We can get to all the effects of Special Relativity from an aether in a preferred field and we can derive the Lorentz transformation without too much difficulty with geometry. I did this many years ago and put it aside because it was so obvious and I didn’t have much interest in relativity. I may look at it again.
Widdershins: “I doubt there can be a single elementary particle from which all things are built. The only thing you could change with that is the shape. … The structure of the universe as we know it seems to demand multiple fundamental particle types. The way they interact with each other is governed by properties they have, whether we understand them or not. … For the particles to come together to form a larger mass would require interaction between the particles.”
I obviously think it is quite likely that everything we know comes from one kind of particle, a fermion I like to call the aetherette and one anti-particle, a boson, for which I can accept the name Higgs. Nature seems to be very efficient; if one (or two) will do, why invent more?
I’ve just started trying to figure out how aetherettes would interact. Since they would have no mass, they would not have an obvious means of expressing inertia or energy. Since they would be rigid bodies, collisions would be perfectly elastic. I suppose there might have to be a rule for conservation of velocity or position rather than conservation of momentum or energy. I don’t know how we would describe or explain an object which would be displaced and stop moving on its own without a collision to make it stop.
If we posit a coexisting Higgs field I suppose we would have to decide whether there would be any interaction between the aetherettes and the Higgs bosons at this level. If we take the idea from the standard model that the Higgs gives matter its mass, then that expression of mass would have to occur at some level of constructs. I think it more likely that it would be at a higher level, perhaps at a level where mass is required for angular momentum.
I don’t have a feeling for where charge would be developed. I suppose it could be at the level of the constituents of quarks. I suspect magnetism is the result of particles flowing as a result of alignments of and/or within molecules acting like little pumps. Some part of this would probably be developed along with or even before the development of charge.
The existence of action at a distance, as in gravity, is still being questioned.
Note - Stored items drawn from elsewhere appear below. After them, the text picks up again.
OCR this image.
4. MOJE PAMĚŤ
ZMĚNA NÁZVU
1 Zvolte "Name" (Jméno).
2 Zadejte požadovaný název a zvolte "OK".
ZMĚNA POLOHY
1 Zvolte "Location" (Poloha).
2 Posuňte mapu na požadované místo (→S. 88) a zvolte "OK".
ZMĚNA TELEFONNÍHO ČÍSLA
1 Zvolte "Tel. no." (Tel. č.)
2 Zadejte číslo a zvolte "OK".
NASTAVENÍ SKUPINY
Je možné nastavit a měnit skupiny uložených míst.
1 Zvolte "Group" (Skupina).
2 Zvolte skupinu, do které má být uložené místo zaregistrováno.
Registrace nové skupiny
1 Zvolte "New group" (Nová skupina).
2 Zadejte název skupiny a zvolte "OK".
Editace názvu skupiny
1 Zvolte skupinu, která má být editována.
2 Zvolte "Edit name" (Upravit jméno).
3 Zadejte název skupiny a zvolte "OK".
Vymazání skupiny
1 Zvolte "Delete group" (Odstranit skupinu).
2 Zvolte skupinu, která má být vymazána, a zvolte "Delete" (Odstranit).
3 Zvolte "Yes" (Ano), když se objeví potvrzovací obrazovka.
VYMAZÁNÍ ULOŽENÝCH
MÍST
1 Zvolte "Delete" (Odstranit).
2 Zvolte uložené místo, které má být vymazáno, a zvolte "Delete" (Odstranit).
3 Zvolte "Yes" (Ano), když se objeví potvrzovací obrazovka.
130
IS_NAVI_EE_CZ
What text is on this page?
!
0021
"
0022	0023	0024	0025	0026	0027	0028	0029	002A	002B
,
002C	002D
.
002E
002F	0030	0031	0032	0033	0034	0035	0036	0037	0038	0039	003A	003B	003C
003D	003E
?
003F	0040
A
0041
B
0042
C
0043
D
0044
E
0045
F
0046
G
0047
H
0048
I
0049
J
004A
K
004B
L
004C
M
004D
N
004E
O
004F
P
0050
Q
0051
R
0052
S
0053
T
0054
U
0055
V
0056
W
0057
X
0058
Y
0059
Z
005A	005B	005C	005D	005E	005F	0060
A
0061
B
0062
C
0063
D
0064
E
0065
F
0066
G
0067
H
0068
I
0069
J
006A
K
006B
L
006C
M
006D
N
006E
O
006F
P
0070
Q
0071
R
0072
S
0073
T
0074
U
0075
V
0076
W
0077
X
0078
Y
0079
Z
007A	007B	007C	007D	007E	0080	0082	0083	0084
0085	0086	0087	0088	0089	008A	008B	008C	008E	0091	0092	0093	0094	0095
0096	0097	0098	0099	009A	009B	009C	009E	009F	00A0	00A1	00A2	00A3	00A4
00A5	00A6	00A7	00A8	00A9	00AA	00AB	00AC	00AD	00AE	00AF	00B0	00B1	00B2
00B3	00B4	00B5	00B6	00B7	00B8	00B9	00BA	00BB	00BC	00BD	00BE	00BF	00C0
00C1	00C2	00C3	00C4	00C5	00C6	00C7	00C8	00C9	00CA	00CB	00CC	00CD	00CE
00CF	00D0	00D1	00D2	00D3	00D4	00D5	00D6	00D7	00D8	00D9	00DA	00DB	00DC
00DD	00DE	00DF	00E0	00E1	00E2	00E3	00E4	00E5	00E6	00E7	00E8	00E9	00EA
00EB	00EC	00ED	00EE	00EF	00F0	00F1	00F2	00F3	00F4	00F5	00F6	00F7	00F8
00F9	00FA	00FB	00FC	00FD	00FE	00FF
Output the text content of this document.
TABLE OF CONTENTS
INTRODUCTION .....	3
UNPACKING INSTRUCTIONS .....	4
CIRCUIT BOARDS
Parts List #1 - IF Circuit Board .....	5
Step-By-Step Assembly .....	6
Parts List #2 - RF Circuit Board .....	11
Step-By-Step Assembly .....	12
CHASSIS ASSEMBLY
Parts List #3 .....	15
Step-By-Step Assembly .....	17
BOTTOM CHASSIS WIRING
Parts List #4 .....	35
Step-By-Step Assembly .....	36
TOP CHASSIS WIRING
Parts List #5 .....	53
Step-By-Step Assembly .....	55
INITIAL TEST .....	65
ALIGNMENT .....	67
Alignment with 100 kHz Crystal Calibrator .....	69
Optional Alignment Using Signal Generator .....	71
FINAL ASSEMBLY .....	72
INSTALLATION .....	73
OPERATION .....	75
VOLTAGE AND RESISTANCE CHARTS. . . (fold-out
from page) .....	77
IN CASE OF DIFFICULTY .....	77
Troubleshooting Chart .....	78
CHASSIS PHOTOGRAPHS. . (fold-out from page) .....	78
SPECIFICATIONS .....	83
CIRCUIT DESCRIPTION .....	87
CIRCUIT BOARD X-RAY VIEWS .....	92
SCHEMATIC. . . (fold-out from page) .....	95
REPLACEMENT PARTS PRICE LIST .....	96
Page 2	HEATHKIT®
Newton didn’t accept it and opted for something like either an intrinsic property of matter or a push from an aether. Push gravity is the most intuitive and the easiest to explain. I don’t accept Le Sages idea of external pushes because it requires so many interactions with very restrictive conditions.
I prefer the idea of a medium with pushes from oscillating particles and a reverse shadowing effect to explain gravity. This idea needs much work before it could be considered a theory but I think it has promise. If we consider that an aether will permeate all matter including the space between the nucleus and the electrons the shadowing idea makes more sense.
If we take away the idea of external bombardment (per Le Sage and others) and replace it with a vibrating field (oscillating aetherettes) and add the idea of reverse shadowing we can get to an explanation analogous to pressure in a volume wherein attraction between two bodies is caused by a gradient of lower local pressure between the two bodies. In other words, the bodies are pushed towards each other by the ambient pressure of the medium (the aether) due to a lower local pressure between the two bodies. This idea accommodates the theory and observation of gravitational shadowing by Allais and others.